INTERVIEW BETA SIMON
Que signifie le titre de ton album « Krayti payan guez » ?Que Dieu nous bénisse c’est du baysadé. C’est une langue que j’ai inventé qui est tirée du bété, car je suis bété de Côte d’Ivoire. J’ai changé quelques prononciations et quelques intonations. J’ai aussi inventé certains mots qui n’existaient pas en bété. Par exemple télévision ou téléphone sont des mots qui n’ont pas été traduits en Africain, on emploie donc les mots en français. Mais qu’est ce que c’est le téléphone, c’est écouter à distance, et « écouter à distance » ça existe en Africain, j’ai donc créé le mot téléphone. C’est en fait de la traduction étymologique.
La plupart de tes paroles sont tournées vers la spiritualité, quelles sont tes propres convictions religieuses ?Il y a un point commun entre toutes les religions c’est l’amour. Je ne peux pas m’identifier par rapport à une religion car elles sont devenues trop politisées. Je ne suis pas focalisé sur les religions, mais sur le comportement humain, la manière de vivre et de penser.

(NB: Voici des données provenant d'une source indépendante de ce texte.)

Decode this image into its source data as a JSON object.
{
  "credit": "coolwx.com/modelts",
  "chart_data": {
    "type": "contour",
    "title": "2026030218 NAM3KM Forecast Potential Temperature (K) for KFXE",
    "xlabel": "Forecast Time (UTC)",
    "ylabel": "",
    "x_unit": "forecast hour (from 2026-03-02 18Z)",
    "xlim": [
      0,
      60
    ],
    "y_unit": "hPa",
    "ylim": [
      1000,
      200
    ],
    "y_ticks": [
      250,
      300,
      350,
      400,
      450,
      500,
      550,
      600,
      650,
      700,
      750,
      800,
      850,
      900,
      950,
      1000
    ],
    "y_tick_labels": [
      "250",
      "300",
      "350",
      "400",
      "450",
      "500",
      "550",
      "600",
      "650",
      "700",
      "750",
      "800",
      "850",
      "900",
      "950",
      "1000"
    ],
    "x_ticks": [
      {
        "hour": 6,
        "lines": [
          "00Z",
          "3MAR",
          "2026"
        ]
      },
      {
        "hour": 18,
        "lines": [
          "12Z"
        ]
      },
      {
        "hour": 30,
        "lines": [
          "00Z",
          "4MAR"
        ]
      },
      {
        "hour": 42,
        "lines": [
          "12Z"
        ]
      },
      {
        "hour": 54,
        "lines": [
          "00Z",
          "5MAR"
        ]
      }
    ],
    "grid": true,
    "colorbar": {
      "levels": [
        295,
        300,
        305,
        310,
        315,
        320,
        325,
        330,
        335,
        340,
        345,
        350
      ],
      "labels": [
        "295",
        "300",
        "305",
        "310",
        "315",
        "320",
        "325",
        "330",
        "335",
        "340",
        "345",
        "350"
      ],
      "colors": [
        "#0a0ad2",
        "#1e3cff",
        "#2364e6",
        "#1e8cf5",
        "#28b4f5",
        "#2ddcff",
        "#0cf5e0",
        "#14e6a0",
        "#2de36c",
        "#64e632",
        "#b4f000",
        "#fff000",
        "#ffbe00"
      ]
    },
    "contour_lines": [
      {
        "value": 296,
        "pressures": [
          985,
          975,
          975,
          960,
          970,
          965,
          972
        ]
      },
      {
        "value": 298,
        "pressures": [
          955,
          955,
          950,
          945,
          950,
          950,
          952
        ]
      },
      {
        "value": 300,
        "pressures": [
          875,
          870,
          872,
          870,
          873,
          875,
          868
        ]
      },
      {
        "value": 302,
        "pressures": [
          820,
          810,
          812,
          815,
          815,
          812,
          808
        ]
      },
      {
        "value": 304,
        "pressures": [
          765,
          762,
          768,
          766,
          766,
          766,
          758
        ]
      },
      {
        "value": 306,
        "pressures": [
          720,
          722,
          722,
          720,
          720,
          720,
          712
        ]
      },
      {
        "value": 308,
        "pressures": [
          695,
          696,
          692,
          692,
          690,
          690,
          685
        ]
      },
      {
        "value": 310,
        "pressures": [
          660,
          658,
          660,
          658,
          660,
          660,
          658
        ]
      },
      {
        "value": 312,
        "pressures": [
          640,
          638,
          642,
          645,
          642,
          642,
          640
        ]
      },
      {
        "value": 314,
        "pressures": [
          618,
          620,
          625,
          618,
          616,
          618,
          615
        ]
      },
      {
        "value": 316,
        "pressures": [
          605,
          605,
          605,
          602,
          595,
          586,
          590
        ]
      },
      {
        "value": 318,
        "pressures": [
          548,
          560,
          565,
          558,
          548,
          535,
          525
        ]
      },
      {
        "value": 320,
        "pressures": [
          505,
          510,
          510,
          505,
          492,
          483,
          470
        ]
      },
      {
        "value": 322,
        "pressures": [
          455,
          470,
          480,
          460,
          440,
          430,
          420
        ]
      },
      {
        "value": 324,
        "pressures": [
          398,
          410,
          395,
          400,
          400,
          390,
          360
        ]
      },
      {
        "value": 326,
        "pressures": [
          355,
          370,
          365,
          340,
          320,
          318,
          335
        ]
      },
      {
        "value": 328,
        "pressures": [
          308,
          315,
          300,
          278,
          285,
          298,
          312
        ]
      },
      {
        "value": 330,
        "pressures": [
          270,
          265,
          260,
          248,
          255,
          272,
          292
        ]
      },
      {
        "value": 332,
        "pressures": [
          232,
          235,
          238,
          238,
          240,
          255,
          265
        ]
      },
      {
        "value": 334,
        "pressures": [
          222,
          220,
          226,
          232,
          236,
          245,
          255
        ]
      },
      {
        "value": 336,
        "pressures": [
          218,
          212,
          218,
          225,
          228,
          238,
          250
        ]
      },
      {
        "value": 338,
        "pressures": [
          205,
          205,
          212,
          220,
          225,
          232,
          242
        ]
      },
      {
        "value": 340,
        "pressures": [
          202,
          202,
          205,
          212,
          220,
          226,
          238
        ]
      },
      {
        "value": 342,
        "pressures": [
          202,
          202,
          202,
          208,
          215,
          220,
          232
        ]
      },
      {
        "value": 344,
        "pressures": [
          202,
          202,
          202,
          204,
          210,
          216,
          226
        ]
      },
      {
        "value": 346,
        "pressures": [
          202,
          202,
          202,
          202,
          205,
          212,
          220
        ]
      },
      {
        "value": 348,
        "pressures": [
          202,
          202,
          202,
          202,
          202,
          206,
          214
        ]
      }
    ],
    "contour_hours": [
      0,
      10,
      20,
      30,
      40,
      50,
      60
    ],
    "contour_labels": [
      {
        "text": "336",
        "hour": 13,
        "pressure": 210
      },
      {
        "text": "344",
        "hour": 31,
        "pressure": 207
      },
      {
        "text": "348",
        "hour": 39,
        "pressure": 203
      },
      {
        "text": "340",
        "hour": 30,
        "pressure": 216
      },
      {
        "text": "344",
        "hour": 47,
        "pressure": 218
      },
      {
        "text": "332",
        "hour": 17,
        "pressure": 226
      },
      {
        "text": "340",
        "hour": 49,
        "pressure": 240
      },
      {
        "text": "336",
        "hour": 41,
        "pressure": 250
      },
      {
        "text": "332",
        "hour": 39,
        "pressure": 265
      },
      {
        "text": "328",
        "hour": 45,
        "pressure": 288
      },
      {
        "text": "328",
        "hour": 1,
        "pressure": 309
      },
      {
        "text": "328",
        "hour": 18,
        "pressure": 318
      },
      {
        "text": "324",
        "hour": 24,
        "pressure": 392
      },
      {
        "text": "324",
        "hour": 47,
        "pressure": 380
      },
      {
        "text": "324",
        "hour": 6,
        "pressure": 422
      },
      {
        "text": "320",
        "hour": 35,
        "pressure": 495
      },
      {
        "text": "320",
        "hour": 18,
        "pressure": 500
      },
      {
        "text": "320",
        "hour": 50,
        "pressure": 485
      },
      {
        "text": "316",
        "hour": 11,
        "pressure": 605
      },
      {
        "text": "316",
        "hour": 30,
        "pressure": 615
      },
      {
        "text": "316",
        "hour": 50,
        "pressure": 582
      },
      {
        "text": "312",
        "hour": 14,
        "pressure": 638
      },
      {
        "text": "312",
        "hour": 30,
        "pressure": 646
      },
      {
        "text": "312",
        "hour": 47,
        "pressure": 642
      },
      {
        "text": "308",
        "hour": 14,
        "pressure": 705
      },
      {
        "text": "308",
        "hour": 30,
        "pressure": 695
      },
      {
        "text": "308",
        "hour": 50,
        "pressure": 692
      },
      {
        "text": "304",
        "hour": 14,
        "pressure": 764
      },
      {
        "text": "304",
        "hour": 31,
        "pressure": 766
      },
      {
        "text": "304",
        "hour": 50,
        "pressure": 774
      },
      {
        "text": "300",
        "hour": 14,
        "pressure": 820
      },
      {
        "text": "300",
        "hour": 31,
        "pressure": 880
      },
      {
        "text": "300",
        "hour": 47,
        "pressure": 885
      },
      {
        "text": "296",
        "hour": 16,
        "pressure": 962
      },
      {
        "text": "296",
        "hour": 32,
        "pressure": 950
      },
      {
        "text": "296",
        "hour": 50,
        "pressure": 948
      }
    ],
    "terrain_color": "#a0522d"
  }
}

Tu prônes la paix et l’unité en Afrique, comment perçois tu la situation actuelle de la Côte d’Ivoire ?L’Afrique est un continent qui a été partagé. Il faut que l’Afrique arrive à s’émanciper de l’Occident, car nos présidents sont des représentants occidentaux, et pas ceux du peuple comme ils devraient l’être. Le problème c’est ça, l’utilisation des gisements et des ressources par les occidentaux. On nous impose une mondialisation sans diversités culturelles.
Est-ce que tu es retourné récemment en Côte d’Ivoire ?Oui j’y vais assez régulièrement. D’ailleurs, je dois y aller bientôt avec Tiken Jah Fakoly.
Comment vous êtes vous rencontrés ?On se connaît depuis longtemps, il est comme mon petit frère. On chantait déjà ensemble à l’époque et aujourd’hui c’est lui qui me produit.